My friend Wayne keeps a loaded shotgun under his bed. He lives within the Philadelphia city limits in an exclusive neighborhood surrounded by Philadelphia’s Fairmount Park system. A quaint paved lane leads to the front door of his house which sits on two acres of property. The lane has city lights. An expected driveway leads to his house. But once you go out the back door of his house, you experience nothing but the woods of this extraordinary park system. Since the park system is public property, and his land is not defined by any notice to the contrary, he’s had episodes of prowlers and even home invasions.

Wayne is committed to the city, to his right to defend his property, and also to the necessity of protecting wildlife as it exists in places where humans have displaced it. He’s a fierce protector of animal rights, and he is also a hunter.

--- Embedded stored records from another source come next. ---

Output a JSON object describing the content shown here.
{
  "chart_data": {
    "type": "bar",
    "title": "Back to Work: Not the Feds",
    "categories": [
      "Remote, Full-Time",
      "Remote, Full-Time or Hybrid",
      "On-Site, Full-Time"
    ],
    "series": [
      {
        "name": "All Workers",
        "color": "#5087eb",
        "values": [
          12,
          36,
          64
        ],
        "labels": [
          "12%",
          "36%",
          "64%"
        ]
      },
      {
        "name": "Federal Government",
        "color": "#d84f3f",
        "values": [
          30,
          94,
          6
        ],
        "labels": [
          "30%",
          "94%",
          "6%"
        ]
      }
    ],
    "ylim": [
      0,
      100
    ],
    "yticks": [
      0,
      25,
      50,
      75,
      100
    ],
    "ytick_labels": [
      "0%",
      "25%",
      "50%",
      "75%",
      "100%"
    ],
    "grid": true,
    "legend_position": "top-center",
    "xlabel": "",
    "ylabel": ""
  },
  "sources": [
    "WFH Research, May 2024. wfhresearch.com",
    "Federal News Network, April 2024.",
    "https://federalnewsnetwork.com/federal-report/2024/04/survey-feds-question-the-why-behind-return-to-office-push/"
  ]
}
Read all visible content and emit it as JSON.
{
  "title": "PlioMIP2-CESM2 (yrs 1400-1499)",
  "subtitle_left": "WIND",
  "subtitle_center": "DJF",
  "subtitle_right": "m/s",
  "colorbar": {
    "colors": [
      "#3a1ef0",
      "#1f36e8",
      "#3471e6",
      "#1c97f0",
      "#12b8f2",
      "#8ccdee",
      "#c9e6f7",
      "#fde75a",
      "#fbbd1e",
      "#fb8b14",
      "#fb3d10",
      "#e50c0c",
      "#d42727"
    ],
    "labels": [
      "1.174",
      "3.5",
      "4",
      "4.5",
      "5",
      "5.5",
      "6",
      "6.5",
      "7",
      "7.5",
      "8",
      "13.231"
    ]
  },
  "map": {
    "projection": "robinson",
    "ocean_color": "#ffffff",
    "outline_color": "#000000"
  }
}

Wayne returned from an African safari a few years ago and invited me to share his pictures and tell me about the trip. For three hours, I was transfixed by what he said and by the pictures he shared. He hunted zebra and buffalo and more, and he has the skins to show for his efforts. But the gift he gave me in this telling was his identifying with the animal at the moment of the kill. I can not do justice to his words or thoughts, so I must simply say that he and the animal, for a brief but eternal moment, were one. In this moment, he faced his own mortality.

At the same time, he is the one who is called by animal control or the police department to put a deer out of its misery when it is hit by a car, which happens often in this congested people-dominated environment where wildlife is displaced. He does this with grace.

I learned from Wayne that there’s an acceptance to be had about death. When you engage with the eyes of the animal who you know is near death by your hand, then you can see your own death. In that moment, you die with him.

This is a Tribute to the Deer Men in My Life

These thoughts need no videos or wonky illustrations or photos or more word plays on deer. My tribute to these men is here in my words, reflecting what lives in my heart.